Aktienbörsen verlieren - Ölpreis steigt
Weltwirtschaft reagiert umgehend auf Krisen in Nahost

Die Eskalation in Nahost hat der Weltwirtschaft einen Schlag versetzt: Im frühen Handel verlor der Dow-Jones-Index mehr als 300 Punkte, pendelte sich jedoch gegen 17.30 Uhr bei einem Minus von etwa 220 Zählern ein.

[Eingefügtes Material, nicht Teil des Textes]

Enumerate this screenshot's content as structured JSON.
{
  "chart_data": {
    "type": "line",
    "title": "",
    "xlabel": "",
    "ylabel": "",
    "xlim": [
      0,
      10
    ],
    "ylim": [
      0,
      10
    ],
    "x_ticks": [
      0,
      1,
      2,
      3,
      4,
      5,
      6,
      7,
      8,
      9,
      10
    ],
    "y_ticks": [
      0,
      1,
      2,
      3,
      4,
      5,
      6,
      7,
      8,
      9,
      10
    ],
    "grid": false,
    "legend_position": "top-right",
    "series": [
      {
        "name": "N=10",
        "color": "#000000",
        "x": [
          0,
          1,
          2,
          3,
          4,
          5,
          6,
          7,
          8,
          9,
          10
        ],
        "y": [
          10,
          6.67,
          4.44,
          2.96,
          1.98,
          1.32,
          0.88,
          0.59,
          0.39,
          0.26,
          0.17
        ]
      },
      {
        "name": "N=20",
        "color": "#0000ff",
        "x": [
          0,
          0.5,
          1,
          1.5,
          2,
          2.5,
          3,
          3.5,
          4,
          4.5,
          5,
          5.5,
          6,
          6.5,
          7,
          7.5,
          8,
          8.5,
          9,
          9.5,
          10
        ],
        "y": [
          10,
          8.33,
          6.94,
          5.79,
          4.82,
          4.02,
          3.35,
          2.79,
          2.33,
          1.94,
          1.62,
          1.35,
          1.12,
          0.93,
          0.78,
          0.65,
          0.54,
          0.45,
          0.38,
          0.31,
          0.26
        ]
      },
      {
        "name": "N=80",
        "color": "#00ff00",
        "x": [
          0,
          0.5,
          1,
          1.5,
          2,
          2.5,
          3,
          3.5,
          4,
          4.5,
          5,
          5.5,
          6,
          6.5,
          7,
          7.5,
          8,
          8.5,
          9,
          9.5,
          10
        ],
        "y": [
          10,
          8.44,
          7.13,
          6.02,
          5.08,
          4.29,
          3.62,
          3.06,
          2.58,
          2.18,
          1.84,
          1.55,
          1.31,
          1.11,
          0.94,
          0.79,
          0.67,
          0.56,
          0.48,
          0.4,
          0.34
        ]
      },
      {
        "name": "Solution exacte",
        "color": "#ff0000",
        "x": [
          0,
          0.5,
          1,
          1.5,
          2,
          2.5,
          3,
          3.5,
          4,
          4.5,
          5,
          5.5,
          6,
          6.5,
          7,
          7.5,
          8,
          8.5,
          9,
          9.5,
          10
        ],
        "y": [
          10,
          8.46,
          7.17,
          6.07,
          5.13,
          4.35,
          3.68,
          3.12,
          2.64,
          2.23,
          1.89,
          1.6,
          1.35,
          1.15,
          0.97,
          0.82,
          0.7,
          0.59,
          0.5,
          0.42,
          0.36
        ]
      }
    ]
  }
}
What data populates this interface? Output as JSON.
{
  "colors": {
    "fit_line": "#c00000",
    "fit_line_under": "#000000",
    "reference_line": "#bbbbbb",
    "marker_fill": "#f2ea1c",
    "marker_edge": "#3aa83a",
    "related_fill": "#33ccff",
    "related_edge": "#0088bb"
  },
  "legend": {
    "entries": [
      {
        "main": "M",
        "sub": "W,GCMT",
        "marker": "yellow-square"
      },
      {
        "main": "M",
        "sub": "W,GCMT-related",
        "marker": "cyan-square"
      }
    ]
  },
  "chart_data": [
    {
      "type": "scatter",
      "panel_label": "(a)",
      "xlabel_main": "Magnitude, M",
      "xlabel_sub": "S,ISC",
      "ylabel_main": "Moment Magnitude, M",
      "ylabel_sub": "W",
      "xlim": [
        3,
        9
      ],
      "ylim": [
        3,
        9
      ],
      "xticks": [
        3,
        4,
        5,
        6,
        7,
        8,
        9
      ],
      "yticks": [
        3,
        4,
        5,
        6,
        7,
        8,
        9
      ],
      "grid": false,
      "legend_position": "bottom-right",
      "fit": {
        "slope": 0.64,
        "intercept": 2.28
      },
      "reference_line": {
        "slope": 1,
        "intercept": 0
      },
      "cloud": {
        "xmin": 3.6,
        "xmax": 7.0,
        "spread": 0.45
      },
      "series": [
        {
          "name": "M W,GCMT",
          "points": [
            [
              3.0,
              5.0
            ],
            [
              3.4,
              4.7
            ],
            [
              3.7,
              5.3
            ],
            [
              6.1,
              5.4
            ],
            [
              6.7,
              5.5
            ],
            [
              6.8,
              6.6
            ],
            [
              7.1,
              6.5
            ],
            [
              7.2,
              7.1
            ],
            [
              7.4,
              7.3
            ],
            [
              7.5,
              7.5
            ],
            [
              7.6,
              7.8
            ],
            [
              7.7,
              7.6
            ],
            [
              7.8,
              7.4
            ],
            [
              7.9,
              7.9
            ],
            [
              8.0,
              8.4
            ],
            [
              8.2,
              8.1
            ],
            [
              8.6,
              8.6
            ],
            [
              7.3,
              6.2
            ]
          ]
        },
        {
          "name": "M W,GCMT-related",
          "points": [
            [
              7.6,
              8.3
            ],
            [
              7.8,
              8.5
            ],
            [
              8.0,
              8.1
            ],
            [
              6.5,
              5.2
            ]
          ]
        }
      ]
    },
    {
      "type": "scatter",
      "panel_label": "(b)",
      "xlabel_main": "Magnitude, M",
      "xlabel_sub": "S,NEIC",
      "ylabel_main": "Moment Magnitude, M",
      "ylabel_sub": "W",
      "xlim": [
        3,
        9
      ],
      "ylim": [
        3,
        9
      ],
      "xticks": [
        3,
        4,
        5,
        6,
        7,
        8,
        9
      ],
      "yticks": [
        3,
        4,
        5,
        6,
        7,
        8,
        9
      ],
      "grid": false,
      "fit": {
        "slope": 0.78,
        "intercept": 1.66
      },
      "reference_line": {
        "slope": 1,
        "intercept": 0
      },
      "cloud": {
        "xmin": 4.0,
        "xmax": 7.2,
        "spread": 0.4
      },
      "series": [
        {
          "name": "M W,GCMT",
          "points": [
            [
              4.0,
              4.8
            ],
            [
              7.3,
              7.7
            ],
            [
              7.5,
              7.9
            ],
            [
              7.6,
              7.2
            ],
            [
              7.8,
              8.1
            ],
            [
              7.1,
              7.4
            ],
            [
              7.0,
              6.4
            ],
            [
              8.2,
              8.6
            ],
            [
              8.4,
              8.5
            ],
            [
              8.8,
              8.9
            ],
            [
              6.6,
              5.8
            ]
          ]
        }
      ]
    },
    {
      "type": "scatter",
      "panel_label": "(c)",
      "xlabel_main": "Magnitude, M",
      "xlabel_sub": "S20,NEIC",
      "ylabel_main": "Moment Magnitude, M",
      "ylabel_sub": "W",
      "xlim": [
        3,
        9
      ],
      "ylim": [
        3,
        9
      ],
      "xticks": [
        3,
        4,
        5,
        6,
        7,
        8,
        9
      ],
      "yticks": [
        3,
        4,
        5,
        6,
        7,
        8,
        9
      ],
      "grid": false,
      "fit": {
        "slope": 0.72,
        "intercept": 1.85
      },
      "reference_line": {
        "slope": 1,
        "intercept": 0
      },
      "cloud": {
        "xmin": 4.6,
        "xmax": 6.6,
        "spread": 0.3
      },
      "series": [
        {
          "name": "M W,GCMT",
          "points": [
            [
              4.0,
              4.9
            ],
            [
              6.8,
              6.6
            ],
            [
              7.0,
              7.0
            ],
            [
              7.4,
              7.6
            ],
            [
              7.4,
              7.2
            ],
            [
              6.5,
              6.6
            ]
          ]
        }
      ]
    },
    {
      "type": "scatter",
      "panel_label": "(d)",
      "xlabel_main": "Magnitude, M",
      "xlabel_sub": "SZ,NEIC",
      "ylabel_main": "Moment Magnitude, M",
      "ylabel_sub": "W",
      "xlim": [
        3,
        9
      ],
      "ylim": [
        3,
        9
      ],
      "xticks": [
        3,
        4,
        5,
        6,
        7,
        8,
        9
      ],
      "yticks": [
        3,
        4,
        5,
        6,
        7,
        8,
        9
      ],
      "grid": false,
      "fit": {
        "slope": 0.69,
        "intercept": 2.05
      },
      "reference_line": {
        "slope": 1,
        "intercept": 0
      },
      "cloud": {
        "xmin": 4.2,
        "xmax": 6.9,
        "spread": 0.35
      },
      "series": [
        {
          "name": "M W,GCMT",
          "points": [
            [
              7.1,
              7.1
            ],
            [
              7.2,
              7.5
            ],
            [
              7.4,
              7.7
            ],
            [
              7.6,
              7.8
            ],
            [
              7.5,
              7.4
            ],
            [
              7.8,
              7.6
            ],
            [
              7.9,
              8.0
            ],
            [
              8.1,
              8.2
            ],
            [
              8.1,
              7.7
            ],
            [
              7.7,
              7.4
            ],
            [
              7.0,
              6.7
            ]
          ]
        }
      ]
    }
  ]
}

ap/vwd NEW YORK/FRANKFURT. Die Eskalation in Nahost hat der Weltwirtschaft am Donnerstag einen Schlag versetzt: Im frühen Handel verlor der Dow-Jones-Index an der Wall Street mehr als 300 Punkte, konnte sich bis gegen 17.30 Uhr jedoch bei einem Minus von etwa 220 Zählern einpendeln. Das weltweit wichtigste Börsenbarometer zog die deutschen Indizes umgehend mit: Sowohl der Deutsche Aktienindex (DAX) als auch der Nemax 50 setzten vorübergehend zum Sinkflug an. Zugleich trieben die Nachrichten aus Israel und Jemen den Ölpreis in die Höhe.

In einem nahezu panischen Handel, wie es ihn zuletzt zu Zeiten des Golfkriegs gab, stiegen die Preise für November-Kontrakte um fast drei Dollar auf rund 37 $ je Barrel und näherten sich damit dem Zehn-Jahres-Hoch von 37,80 $ im vergangenen Monat.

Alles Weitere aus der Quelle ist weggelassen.